Your CI finished green, but the task on ECS never launched. The agent sat idle, permissions failed silently, and your logs turned into a guessing game. That’s usually the moment someone mutters, “We need to fix Buildkite ECS.”
Buildkite handles pipelines beautifully, but it doesn’t run workloads forever. Amazon ECS does that part, orchestrating containers across clusters. When you join them, you get ephemeral, isolated build runners that scale with demand and shut down when idle. It sounds perfect, but only when the identity and access rules click into place.
The Buildkite ECS integration uses AWS IAM roles to spin up containerized agents inside ECS tasks. Those agents connect back to your Buildkite pipelines, pulling jobs securely through a short-lived token exchange. The advantage is elasticity. You can run massive parallel builds during peak hours and pay for nothing when they stop.

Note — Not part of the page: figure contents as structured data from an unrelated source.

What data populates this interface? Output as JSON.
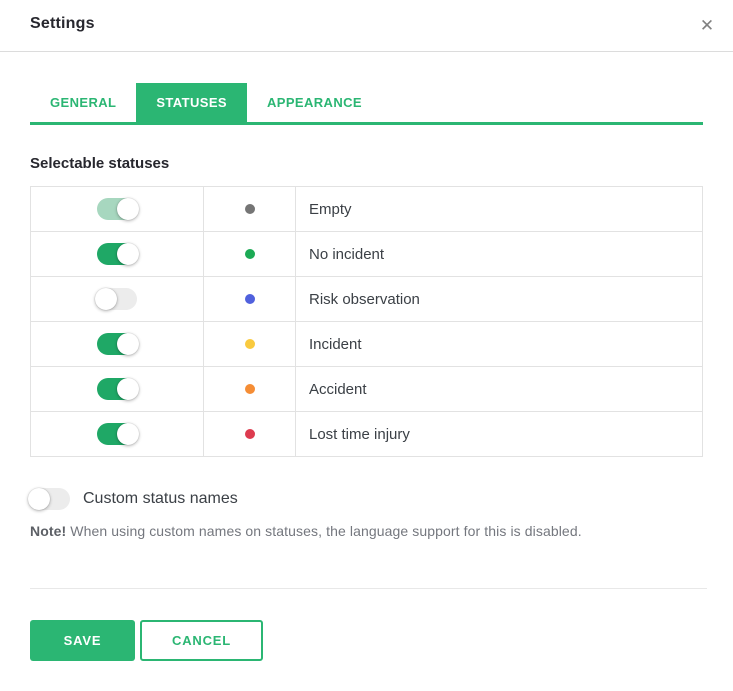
{
  "modal": {
    "title": "Settings",
    "close_icon": "✕"
  },
  "tabs": [
    {
      "label": "GENERAL",
      "active": false
    },
    {
      "label": "STATUSES",
      "active": true
    },
    {
      "label": "APPEARANCE",
      "active": false
    }
  ],
  "content": {
    "heading": "Selectable statuses",
    "statuses": [
      {
        "name": "Empty",
        "dot_color": "#757575",
        "enabled": true,
        "muted": true
      },
      {
        "name": "No incident",
        "dot_color": "#1caa55",
        "enabled": true,
        "muted": false
      },
      {
        "name": "Risk observation",
        "dot_color": "#5061dd",
        "enabled": false,
        "muted": false
      },
      {
        "name": "Incident",
        "dot_color": "#f9ca3f",
        "enabled": true,
        "muted": false
      },
      {
        "name": "Accident",
        "dot_color": "#f58d35",
        "enabled": true,
        "muted": false
      },
      {
        "name": "Lost time injury",
        "dot_color": "#dd3b4f",
        "enabled": true,
        "muted": false
      }
    ],
    "custom_status": {
      "label": "Custom status names",
      "enabled": false
    },
    "note_prefix": "Note!",
    "note_text": "When using custom names on statuses, the language support for this is disabled."
  },
  "footer": {
    "save_label": "SAVE",
    "cancel_label": "CANCEL"
  },
  "colors": {
    "accent": "#2bb673",
    "toggle_on": "#1fa866",
    "toggle_on_muted": "#a7d7bf",
    "toggle_off": "#ececec"
  }
}
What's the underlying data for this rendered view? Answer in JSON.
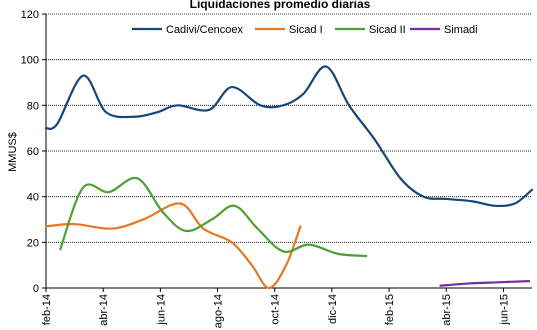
{
  "chart_data": {
    "type": "line",
    "title": "Liquidaciones promedio diarias",
    "ylabel": "MMUS$",
    "xlabel": "",
    "ylim": [
      0,
      120
    ],
    "yticks": [
      0,
      20,
      40,
      60,
      80,
      100,
      120
    ],
    "grid": true,
    "legend_position": "top",
    "x_tick_labels": [
      "feb-14",
      "abr-14",
      "jun-14",
      "ago-14",
      "oct-14",
      "dic-14",
      "feb-15",
      "abr-15",
      "jun-15"
    ],
    "x_range_months": [
      0,
      17
    ],
    "series": [
      {
        "name": "Cadivi/Cencoex",
        "color": "#17457A",
        "x": [
          0,
          0.4,
          1.3,
          2.1,
          3.1,
          3.9,
          4.6,
          5.7,
          6.5,
          7.5,
          8.3,
          9.0,
          9.8,
          10.6,
          11.5,
          12.4,
          13.2,
          14.0,
          14.9,
          15.7,
          16.4,
          17.0
        ],
        "y": [
          70,
          72,
          93,
          77,
          75,
          77,
          80,
          78,
          88,
          80,
          80,
          85,
          97,
          80,
          65,
          48,
          40,
          39,
          38,
          36,
          37,
          43
        ]
      },
      {
        "name": "Sicad I",
        "color": "#E87722",
        "x": [
          0,
          1.0,
          2.3,
          3.4,
          4.7,
          5.5,
          6.5,
          7.2,
          7.8,
          8.4,
          8.9
        ],
        "y": [
          27,
          28,
          26,
          30,
          37,
          26,
          20,
          10,
          0,
          10,
          27
        ]
      },
      {
        "name": "Sicad II",
        "color": "#4CA130",
        "x": [
          0.5,
          1.3,
          2.2,
          3.2,
          4.1,
          4.9,
          5.8,
          6.6,
          7.4,
          8.3,
          9.2,
          10.2,
          11.2
        ],
        "y": [
          17,
          44,
          42,
          48,
          33,
          25,
          30,
          36,
          26,
          16,
          19,
          15,
          14
        ]
      },
      {
        "name": "Simadi",
        "color": "#7030A0",
        "x": [
          13.8,
          14.8,
          15.8,
          16.9
        ],
        "y": [
          1,
          2,
          2.5,
          3
        ]
      }
    ]
  }
}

A correct setup starts with identity. Each ECS task role must trust Buildkite’s EC2 or OIDC provider. That trust allows the Buildkite agent to request short-lived credentials without storing AWS keys anywhere. Think of it as temporary keys that vanish before anyone can screenshot them.
Permissions are the next trap. If your ECS task role is too wide, it can access shared secrets. Too narrow, and the agent cannot download artifacts. The sweet spot is a policy that grants minimal privileges per pipeline environment. Rotate these roles occasionally or automate rotation entirely. Both are easier than explaining to audit why the same role has existed since 2019.